5. Em seu entender, quem não entende as coisas à sua maneira politicamente correcta, não reconhece direitos e deveres. Ora isso é falso. Os direitos e os deveres fundamentais do Estado de Direito Democrático de modelo social europeu, de que nos reclamamos constitucionalmente, fundamentam uma sociedade de titulares que são pessoas responsáveis de direitos e de deveres com conteúdo personalizante (ou não seriam então reconhecidos com base na dignidade da pessoa humana, como efectivamente são). Os deveres constitucionais de solidariedade não se limitam a pagar impostos; e as liberdades fundamentais pessoais, como as «caritativas», que não forçam ninguém, não podem ser censuradas como heréticas. 


6. O que Isabel Jonet faz, distribuindo gratuitamente pela federação do Banco Alimentar, é apenas facilitar a doação de muitos milhares de pessoas, que dão para Isabel Jonet distribuir. Se o que ela faz é «caridadezinha» que merece ser ridicularizada, então os ridicularizados são esses muitos milhares de pessoas que, sem se cansar, repetidamente têm vindo a dar; e os que aceitam receber. Digam lá, esses mal-dizentes, se querem acusar todos estes milhares de cidadãos de «caridadezinha». Algumas vozes anónimas até disseram que vão deixar de dar, sinal de que já deram para a caridadezinha — obviamente, ninguém dá nada pessoalmente a Isabel Jonet. Terão dado? Vão deixar de dar? 

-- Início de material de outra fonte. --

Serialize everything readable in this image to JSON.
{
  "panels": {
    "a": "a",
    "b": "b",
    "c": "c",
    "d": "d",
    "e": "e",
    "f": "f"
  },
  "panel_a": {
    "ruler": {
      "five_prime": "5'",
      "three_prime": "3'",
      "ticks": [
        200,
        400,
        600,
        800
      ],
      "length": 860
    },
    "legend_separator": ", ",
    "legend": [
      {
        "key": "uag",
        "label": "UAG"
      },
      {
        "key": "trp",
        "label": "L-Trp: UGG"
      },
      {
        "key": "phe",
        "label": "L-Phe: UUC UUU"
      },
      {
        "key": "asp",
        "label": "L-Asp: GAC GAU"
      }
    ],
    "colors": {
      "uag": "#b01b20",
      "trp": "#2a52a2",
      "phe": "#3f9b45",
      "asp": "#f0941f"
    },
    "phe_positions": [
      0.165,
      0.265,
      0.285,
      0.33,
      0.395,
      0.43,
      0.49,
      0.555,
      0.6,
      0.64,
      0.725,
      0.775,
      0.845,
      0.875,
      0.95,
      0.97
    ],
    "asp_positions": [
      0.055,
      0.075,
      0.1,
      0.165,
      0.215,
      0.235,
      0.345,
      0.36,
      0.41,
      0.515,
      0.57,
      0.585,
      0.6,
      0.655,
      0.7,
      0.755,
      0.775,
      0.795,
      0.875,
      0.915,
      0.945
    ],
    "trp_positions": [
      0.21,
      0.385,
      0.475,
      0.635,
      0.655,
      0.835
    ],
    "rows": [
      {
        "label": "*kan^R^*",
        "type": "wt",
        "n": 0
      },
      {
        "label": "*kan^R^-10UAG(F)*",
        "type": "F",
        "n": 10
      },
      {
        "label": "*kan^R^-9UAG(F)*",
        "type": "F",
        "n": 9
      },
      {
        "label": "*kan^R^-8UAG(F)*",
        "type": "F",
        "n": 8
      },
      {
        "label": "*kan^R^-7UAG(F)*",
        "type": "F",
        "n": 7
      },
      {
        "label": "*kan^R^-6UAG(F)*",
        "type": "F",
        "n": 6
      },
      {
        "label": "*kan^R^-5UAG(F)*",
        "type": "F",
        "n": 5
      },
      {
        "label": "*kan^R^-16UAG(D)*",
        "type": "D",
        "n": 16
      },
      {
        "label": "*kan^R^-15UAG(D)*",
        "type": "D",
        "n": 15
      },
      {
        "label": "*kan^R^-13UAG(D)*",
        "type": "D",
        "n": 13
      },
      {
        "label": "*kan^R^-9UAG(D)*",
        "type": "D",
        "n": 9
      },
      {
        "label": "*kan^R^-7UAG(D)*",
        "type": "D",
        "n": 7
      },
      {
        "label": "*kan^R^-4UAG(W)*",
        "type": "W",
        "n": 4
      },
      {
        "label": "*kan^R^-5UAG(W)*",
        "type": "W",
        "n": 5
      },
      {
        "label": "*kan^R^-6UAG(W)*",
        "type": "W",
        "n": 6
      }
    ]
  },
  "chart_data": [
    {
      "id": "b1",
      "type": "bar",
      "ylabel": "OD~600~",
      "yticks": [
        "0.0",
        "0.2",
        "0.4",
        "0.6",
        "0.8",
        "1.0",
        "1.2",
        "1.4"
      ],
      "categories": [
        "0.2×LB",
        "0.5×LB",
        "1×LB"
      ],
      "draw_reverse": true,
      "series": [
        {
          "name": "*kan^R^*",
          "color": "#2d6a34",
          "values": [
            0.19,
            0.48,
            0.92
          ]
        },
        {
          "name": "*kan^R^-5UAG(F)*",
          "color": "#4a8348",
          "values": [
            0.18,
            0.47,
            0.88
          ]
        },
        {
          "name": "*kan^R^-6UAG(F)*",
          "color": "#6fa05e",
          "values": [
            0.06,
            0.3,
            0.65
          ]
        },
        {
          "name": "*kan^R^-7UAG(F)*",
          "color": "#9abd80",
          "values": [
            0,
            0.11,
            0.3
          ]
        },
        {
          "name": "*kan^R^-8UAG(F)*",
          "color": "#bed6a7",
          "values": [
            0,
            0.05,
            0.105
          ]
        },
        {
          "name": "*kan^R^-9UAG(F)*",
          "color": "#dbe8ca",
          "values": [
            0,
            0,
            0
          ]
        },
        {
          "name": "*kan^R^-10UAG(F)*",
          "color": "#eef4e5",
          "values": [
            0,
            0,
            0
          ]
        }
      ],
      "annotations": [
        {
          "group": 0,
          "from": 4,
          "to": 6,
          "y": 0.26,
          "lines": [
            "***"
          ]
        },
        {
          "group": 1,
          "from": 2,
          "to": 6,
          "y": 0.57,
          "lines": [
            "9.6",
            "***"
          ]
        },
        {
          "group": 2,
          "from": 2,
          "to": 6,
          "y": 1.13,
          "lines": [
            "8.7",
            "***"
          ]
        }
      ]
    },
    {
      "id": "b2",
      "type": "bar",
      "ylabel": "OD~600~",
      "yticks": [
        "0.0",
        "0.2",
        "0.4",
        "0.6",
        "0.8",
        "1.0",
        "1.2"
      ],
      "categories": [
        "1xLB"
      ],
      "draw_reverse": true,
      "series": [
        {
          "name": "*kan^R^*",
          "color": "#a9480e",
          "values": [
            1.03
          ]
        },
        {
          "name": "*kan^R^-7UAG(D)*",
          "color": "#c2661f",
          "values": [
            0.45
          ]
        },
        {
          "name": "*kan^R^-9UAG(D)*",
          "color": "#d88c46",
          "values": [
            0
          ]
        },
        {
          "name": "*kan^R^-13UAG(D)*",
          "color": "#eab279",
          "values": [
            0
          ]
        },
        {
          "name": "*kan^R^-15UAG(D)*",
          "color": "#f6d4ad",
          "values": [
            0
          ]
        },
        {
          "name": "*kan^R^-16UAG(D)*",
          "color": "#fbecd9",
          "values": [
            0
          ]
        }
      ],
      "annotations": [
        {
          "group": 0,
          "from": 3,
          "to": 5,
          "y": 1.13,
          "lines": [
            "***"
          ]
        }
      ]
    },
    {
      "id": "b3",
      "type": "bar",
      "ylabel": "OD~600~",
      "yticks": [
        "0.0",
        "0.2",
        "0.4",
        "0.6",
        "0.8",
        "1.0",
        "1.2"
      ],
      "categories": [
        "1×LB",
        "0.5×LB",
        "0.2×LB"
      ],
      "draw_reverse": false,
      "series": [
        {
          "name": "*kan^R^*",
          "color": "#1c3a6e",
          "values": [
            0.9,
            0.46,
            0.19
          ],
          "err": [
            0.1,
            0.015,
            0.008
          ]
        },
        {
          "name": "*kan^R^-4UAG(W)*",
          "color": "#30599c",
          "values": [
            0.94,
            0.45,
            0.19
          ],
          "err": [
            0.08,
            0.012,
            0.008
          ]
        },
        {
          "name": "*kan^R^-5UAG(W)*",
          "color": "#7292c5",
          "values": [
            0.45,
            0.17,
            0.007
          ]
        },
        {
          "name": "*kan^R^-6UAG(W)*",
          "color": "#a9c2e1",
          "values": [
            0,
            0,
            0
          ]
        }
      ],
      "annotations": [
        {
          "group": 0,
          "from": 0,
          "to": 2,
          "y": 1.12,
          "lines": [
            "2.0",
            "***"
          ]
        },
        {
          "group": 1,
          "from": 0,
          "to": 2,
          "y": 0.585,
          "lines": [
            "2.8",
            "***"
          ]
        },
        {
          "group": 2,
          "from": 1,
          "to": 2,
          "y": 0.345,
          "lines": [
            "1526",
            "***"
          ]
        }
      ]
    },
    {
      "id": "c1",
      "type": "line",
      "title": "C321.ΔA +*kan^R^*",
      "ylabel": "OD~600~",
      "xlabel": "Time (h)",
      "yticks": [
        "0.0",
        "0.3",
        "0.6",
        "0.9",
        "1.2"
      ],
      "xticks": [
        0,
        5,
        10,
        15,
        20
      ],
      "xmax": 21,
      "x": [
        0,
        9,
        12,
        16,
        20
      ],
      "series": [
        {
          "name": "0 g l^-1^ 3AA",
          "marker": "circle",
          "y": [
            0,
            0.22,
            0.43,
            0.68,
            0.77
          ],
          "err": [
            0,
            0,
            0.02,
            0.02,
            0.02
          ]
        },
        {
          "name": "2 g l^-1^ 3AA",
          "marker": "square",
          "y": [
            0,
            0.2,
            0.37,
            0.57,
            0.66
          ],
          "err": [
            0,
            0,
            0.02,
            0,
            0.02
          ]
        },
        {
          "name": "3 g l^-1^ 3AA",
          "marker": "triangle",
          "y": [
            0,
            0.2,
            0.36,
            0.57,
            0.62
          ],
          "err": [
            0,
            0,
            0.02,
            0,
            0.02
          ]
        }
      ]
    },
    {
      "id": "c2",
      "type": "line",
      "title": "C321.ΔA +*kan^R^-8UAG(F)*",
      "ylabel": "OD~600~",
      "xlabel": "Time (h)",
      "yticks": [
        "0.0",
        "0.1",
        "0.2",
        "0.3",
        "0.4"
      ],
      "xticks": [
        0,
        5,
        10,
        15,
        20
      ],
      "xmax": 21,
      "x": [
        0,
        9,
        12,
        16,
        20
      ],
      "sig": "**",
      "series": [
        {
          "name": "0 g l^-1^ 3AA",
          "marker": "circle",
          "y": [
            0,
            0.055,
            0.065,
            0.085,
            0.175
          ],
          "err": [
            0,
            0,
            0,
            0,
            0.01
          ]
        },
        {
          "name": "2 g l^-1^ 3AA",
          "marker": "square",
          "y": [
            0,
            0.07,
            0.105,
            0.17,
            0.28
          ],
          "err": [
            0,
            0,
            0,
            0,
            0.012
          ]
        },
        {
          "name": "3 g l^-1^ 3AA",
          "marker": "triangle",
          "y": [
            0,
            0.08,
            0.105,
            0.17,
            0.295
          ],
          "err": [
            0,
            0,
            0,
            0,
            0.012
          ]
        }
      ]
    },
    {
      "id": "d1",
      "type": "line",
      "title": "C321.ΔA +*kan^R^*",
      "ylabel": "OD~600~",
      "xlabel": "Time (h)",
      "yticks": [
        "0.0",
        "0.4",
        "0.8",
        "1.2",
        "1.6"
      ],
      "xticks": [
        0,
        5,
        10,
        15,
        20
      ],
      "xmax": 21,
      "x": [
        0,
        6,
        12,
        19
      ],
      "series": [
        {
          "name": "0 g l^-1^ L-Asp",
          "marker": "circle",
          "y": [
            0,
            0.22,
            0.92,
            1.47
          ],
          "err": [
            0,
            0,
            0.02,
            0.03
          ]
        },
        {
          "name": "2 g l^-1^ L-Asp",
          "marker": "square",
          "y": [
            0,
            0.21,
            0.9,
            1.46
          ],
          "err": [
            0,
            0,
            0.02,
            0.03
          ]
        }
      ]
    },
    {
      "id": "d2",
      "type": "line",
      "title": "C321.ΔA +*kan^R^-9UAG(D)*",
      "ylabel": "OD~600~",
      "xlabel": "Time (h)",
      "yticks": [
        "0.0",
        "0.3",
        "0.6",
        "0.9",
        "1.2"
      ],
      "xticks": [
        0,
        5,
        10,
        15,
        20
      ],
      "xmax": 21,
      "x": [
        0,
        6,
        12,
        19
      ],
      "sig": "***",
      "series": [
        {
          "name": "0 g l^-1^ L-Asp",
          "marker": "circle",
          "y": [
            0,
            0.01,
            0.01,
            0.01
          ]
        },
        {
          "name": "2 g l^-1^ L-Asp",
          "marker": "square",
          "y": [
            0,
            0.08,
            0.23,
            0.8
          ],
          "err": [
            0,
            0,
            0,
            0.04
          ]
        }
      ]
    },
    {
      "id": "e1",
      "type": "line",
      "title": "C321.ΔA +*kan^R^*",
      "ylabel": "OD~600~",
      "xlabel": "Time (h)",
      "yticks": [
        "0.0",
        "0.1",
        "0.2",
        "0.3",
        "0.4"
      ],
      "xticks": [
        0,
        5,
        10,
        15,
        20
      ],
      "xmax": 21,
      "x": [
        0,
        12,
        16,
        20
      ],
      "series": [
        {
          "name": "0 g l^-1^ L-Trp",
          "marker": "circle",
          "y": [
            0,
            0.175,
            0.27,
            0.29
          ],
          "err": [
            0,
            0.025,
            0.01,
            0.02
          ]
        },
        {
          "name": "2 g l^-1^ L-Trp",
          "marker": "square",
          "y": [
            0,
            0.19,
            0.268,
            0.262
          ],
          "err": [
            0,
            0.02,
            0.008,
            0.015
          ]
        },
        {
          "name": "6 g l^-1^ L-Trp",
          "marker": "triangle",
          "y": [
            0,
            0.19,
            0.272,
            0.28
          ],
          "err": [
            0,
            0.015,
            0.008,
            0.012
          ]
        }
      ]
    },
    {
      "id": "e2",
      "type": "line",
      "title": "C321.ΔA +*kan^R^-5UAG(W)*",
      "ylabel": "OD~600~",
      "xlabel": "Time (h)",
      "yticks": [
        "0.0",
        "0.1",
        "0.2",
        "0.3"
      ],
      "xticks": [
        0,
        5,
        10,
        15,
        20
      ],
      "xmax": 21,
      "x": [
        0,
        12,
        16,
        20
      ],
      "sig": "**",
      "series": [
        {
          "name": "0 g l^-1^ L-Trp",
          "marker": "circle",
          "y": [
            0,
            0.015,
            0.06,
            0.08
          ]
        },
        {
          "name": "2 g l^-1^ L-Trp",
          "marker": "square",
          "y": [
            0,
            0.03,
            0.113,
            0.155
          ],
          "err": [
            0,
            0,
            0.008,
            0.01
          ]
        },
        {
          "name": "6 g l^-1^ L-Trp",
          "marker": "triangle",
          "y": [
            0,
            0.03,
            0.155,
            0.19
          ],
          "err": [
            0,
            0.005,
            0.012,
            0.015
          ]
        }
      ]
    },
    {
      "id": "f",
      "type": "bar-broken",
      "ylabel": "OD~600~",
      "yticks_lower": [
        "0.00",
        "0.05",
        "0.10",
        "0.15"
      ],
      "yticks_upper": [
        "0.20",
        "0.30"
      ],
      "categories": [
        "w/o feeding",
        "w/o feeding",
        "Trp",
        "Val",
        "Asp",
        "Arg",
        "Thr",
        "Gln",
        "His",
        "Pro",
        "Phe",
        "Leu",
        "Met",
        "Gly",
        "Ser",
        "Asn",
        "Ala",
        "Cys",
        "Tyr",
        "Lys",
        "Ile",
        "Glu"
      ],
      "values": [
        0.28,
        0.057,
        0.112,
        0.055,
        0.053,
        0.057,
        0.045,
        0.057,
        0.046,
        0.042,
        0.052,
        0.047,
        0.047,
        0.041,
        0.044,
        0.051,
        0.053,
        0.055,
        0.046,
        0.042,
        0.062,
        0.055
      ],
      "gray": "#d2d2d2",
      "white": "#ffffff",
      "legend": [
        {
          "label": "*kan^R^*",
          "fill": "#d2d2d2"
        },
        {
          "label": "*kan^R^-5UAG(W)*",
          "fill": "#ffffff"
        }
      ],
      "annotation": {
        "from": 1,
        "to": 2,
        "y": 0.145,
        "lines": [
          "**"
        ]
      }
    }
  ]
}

7. Se o que se pretende atingir é o humanismo ou o credo cristão — que, na nossa sociedade, possa estar por detrás destas iniciativas caridosas —, então é preciso responder bem alto e destemidamente que os cristãos não podem ceder perante a tentativa de ridicularizar [1] a sua verdade, [2] a sua liberdade e [3] a sua história. 


8. A sua verdade é que confessam sem vergonha Deus e o amor ao próximo, como indissociáveis. A sua liberdade é que estão dispostos ao martírio final, se necessário, o que definitivamente os liberta perante tudo e todos. A sua história é que, com muitos erros e muitos acertos, muitos pecados e muita virtude, confessam-se diariamente pecadores perante Deus, mas não se envergonham perante quaisquer juízes humanos que agora pretendam ter descoberto a suprema iluminação e a suprema perfeição que os legitima para julgar e condenar sumariamente. 


9. A doutrina cristã da Igreja tem um conteúdo teológico de fé, de esperança e de caridade, que engloba não apenas a relação com Deus, como solidariamente também a relação fraterna entre os homens. E acerca da fraternidade, as obras de caridade dos filhos da Igreja, por todo o mundo e ao longo de séculos (bem como a Doutrina Social da Igreja, mais sistematizada na Contemporaneidade), pedem meças com o património histórico dos que hoje se apresentam como julgadores perfeitos e detentores da justiça automática, eficiente e perfeita, das máquinas estatais.


10. O pensamento social cristão — constantemente proclamado pelos Papas e por mil instâncias dentro da Igreja, como por exemplo as conhecidas Comissões Justiça e Paz —, não é apenas pensamento; é também acção politicamente fecunda, de muitos modos, designadamente em partidos e em sindicatos, na Contemporaneidade. Não é possível agora aqui invocar os legítimos títulos de cidadania política e social dos católicos, na experiência histórica ocidental da Contemporaneidade (embora erros concretos também haja). Baste lembrar que a mais antiga internacional sindical é de origem cristã; que a União Europeia e a defesa da ONU e da paz e cooperação internacional são bandeiras destacadamente levantadas pelos católicos; que, no Parlamento Europeu, o maior grupo parlamentar é ainda hoje de ascendência cristã. 


11. Os católicos, com erros e acertos como todos os homens, não se envergonham do seu passado em Igreja; não se envergonham da sua fé, da sua esperança e da sua caridade. E não faltarão com o seu testemunho contra aqueles que se erguem como censores totalitários do pensamento caridoso. Merece aprovação que os católicos sejam pacientes. Sobretudo a hierarquia católica. Mas, paciência é uma coisa; deixar passar sem crítica pública e destemida o erro agressivo e prepotente, permitindo a impressão de que esse erro tem razão, seria covardia na defesa da Verdade da Fé e da liberdade da Cidade.